Identifier rigoureusement un composé responsable d’un pic spécifique dans une signature fluorescente innée est généralement difficile, en raison de sa nature compliquée. Cependant, il a été suggéré qu’un certain nombre de molécules biologiquement pertinentes, telles que les vitamines (par exemple, flavine adénine dinucléotide [FAD]), les coenzymes (par exemple, nicotinamide adénine dinucléotide [NADH]) et les pigments lipofuscine pourraient être des fluorophores majeurs dans les ^cellules1,16. Par exemple, le FAD a un maximum d’excitation compris entre 350 et 450 nm et un pic d’émission d’environ 525 ^nm16. Le NADH libre a un maximum d’excitation et un pic d’émission à 340 nm et 460 nm, respectivement, bien que les spectres d’émission du NADH lié aux protéines diffèrent16,17,18. Les lipopigments connus pour s’associer à des cellules stressées ou âgées ont une large plage d’excitation (350-500 nm) et une plage d’émission (450-600 nm)^16,18.

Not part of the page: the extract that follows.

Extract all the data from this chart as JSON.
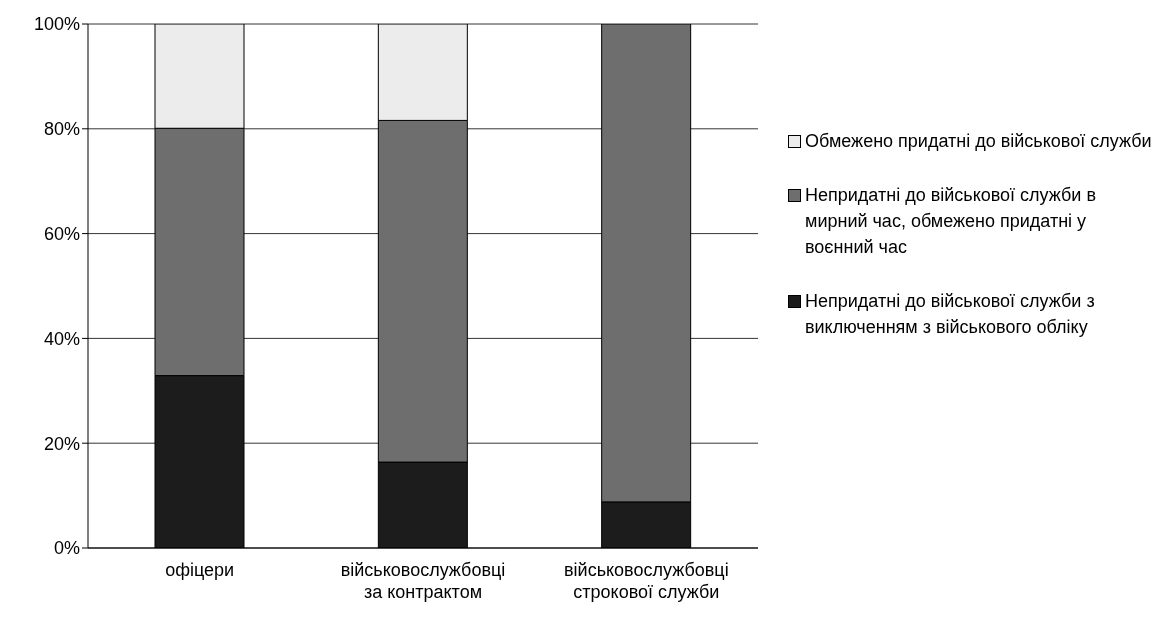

L’utilisation du CRM offre une source d’information indépendante pour identifier les contours des cellules et offre donc un autre avantage significatif du CRIF : l’extraction sélective des signaux de fluorescence à partir de cellules individuelles distribuées dans un espace 3D. Cela représente un pas en avant par rapport à l’analyse traditionnelle des caractéristiques de fluorescence d’une colonie microbienne entière ou d’une suspension de culture en vrac, qui est un mélange moyen de signaux provenant d’un grand nombre de cellules contaminées par des signaux non cellulaires provenant de composants moyens, de métabolites sécrétés et de matrices extracellulaires.  Une analyse des signatures de fluorescence innées unicellulaires permet une caractérisation prédictive de l’état physiologique des cellules intactes, fournissant une solution potentielle pour résoudre le développement temporel de la distribution et de l’état physiologique d’une cellule.

Les auteurs n’ont rien à divulguer.

Cette étude a été soutenue en partie par une subvention pour la recherche scientifique du ministère de l’Éducation, de la Culture, des Sports et de la Technologie du Japon (18K04843) à Y. Yawata, du JST ERATO (JPMJER1502) à N. Nomura.